⚜ KANLI ZAMBAKLAR | 25
-25-
Sabah uyandığımda Esved'in yanı başımda mışıl mışıl uyuduğunu görünce sessizce çıkıp gittim. Bütün gece benim yüzümden uykusuz kaldığı için uyandırmaya kıyamamıştım. Kim bilir uyandığında ne olduğunu bile anlamayacaktı ama... Ona iyi olduğuma dair bir mesaj bırakmakla yetindim.

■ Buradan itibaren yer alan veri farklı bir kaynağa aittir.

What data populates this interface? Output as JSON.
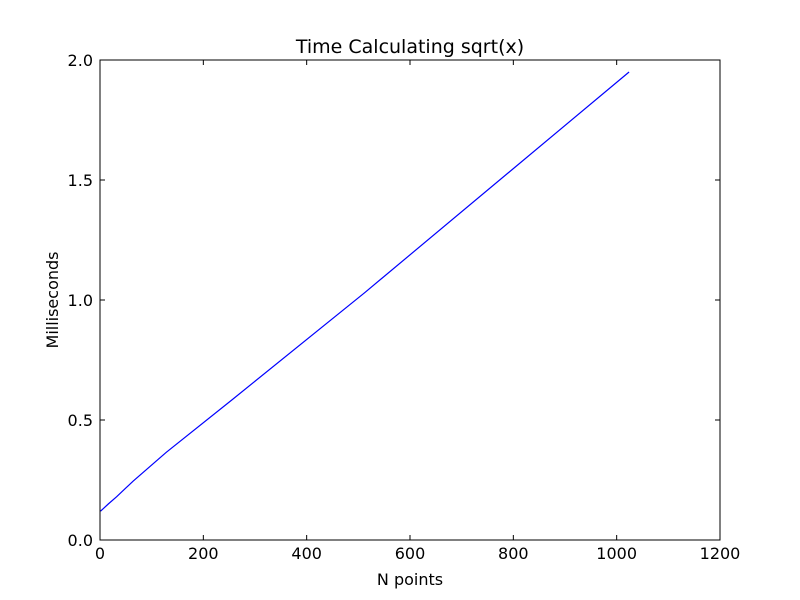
{
  "chart_data": {
    "type": "line",
    "title": "Time Calculating sqrt(x)",
    "xlabel": "N points",
    "ylabel": "Milliseconds",
    "xlim": [
      0,
      1200
    ],
    "ylim": [
      0.0,
      2.0
    ],
    "xticks": [
      "0",
      "200",
      "400",
      "600",
      "800",
      "1000",
      "1200"
    ],
    "yticks": [
      "0.0",
      "0.5",
      "1.0",
      "1.5",
      "2.0"
    ],
    "xtick_values": [
      0,
      200,
      400,
      600,
      800,
      1000,
      1200
    ],
    "ytick_values": [
      0.0,
      0.5,
      1.0,
      1.5,
      2.0
    ],
    "grid": false,
    "series": [
      {
        "color": "#0000ff",
        "x": [
          1,
          16,
          32,
          64,
          128,
          256,
          512,
          1024
        ],
        "y": [
          0.12,
          0.15,
          0.18,
          0.245,
          0.365,
          0.585,
          1.03,
          1.95
        ]
      }
    ]
  }
}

Arabamı evimin önünde park ettikten sonra plazadan içeri girmek üzereyken Arda aradı. İçimden hiç açmak gelmiyordu ama açtım. "Alo."
"Merhaba Rüya, nasılsın?"
"İyiyim, sen?"
"Ben de iyiyim. Şey... Seninle görüşmek istiyorum. Bu akşam görüşebilir miyiz? Konuşmak istediğim şeyler var."

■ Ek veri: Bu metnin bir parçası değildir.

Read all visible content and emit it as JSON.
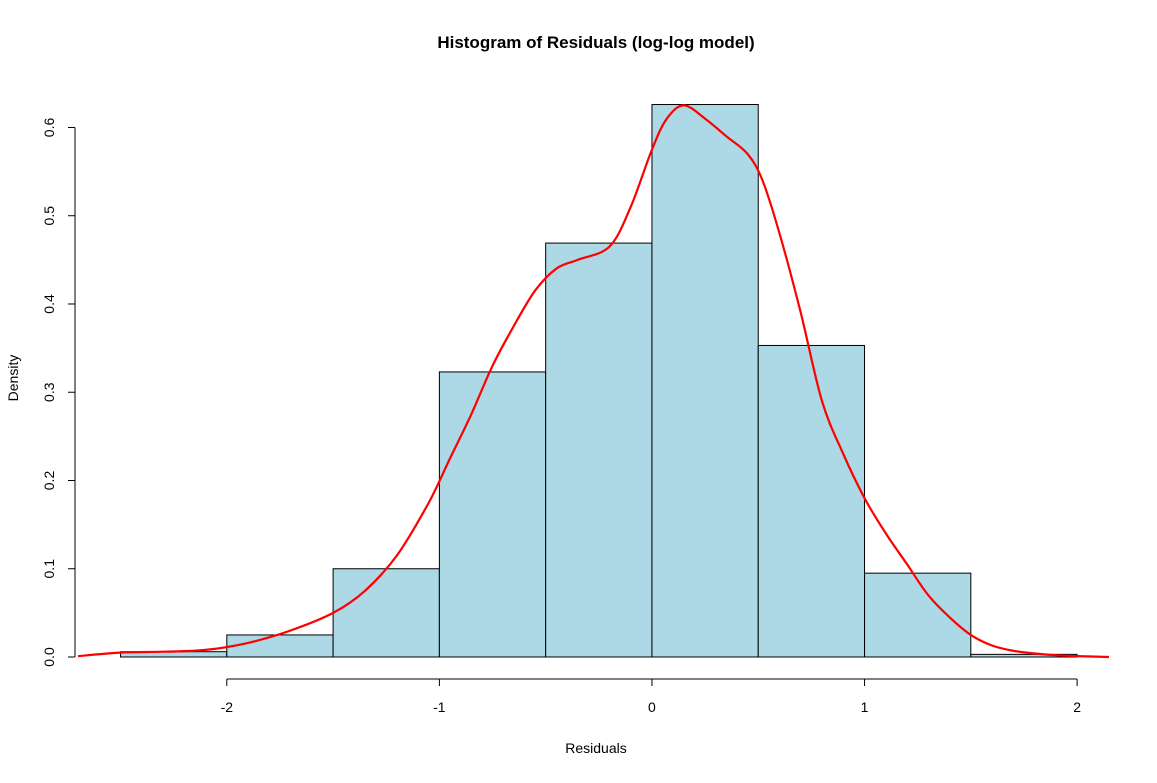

Onun bu utangaç ve sümsük hâlleri midemi bulandırıyordu çünkü yapay olduğunu biliyordum. Aslında yapay demek de ne kadar doğru bilemeyeceğim ama... Arda'nın içinde sanki iki insan yaşıyordu. Biri şuan konuştuğum o içine kapanık, utangaç çocukken diğeri Teksas canavarının ikizi gibiydi. Belki de bu yüzden içim almıyordu bu tavırlarını. Tam görüşme isteğini reddetmek için hazırlanacakken bunun benim için iyi bir fırsat olabileceğini düşündüm. Sonuçta grubun en zayıf halkası Arda'ydı, kıçımın dibinden de ayrılmıyordu. Onu evime davet edip bir şekilde uyuttuktan sonra telefonuna falan bakabilirdim. Tamam, sansasyon yaratacak bir şeyler bulamazdım, o tür sırları telefonunda saklayacak kadar aptal biri değildi ama belki bir ipucu yakalardım. Neden olmasın? Sonuçta seri katillerin yakalanma hikâyeleri de hep kendine aşırı güvenlerinden dolayı yakalanmalarını anlatmıyor muydu?
"Rüya."
Sessizliğimin ardından "Tamam," dedim isteksiz görünerek. "Akşam bana gel, sakin kafayla konuşuruz."
"Teşekkür ederim, hayır demediğin için."
"Kapatmam lazım, akşam görüşürüz."
Telefonu kapattığımda asansörden inmiş kapımın önüne gelmiştim bile. İçeri girdiğimde biraz salondaki koltukta soluklandım. Esved'den ses seda yoktu. Akşam için hazırlık yapmaya başladım. Birkaç aperatif atıştırmalık ve dışarıdan sipariş ettiğim bir menü. Tam istediğim saatte getirmelerini söyledim, sorun olmayacağını söylediler.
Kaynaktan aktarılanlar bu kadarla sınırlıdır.